The battle against inflation is not over, says the RBI governor, indicating the rate hike cycle has not peaked yet. But economists are hopeful of some respite after a likely 25 bps rate hike in February
In its December meet, the Reserve Bank of India’s (RBI) Monetary Policy Committee (MPC) raised the benchmark rate by 35 basis points to 6.25 percent while retaining its stance of “withdrawal of accommodation”. It cut its growth outlook to 6.8 percent from 7 percent previously and held its inflation estimate of 6.7 percent for the current fiscal year (see table). Interestingly, on Tuesday, the World Bank increased its FY23 GDP forecast for India to 6.9 percent from 6.5 percent in October.
“What do these growth and inflation scenarios convey? GDP growth in India remains resilient and inflation is expected to be moderate, but the battle against inflation is not over. Pressure points from high and sticky core inflation and exposure of food inflation to international factors and weather-related events do remain,” explained Shaktikanta Das, governor of RBI.
Das cautioned that the global economy is still marred by profound shocks and unprecedented uncertainty, but reassured that India’s financial system remains robust and stable, calling it a bright spot in an otherwise gloomy world. “Banks and corporates are healthier than before the crisis,” he added.

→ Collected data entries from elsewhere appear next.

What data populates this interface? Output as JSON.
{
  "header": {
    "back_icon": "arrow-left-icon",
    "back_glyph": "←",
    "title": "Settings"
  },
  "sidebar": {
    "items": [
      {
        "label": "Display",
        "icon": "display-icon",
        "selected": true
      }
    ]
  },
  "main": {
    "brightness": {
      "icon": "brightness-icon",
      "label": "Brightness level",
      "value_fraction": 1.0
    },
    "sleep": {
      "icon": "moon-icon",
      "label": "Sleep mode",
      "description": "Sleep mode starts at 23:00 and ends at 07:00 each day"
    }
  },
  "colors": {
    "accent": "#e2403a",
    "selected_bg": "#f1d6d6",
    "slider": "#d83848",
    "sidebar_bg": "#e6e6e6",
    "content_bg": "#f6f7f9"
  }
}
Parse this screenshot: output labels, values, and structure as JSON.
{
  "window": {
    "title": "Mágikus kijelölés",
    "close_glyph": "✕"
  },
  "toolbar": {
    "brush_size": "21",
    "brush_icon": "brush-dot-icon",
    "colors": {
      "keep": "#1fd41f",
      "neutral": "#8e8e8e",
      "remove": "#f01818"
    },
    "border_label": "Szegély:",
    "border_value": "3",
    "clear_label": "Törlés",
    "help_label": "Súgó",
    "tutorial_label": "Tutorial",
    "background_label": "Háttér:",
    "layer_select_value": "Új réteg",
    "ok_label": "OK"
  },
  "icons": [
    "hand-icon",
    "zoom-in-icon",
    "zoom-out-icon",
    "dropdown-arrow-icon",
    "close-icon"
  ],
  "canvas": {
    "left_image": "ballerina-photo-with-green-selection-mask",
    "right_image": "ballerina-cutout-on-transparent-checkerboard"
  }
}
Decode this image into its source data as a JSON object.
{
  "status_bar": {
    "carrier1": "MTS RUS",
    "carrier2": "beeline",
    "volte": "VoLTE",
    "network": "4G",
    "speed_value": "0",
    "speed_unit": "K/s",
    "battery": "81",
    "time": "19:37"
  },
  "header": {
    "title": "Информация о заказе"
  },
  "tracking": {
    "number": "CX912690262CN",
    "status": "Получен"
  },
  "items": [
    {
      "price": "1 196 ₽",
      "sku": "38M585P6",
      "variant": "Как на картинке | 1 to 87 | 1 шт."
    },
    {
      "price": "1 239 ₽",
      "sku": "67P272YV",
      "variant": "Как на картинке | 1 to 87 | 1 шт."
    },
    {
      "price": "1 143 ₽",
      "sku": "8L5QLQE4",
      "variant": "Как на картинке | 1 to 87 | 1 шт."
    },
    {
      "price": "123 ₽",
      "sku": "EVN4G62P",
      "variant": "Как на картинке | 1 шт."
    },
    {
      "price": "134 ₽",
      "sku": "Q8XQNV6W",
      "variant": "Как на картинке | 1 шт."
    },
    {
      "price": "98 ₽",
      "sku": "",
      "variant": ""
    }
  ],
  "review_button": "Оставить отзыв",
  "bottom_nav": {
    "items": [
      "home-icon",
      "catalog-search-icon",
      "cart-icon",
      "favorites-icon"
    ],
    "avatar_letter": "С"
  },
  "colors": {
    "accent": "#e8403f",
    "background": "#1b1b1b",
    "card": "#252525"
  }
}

As for future guidance on rate hikes, the central bank remained elusive, asserting that it would be nimble in its policy actions and act in the best interest of the economy and the aspect of growth will “obviously” be considered as it monitors inflation dynamics. “The course of our future policy will duly consider new data releases and the evolving outlook of the economy as well as the effect of our past actions,” Das said.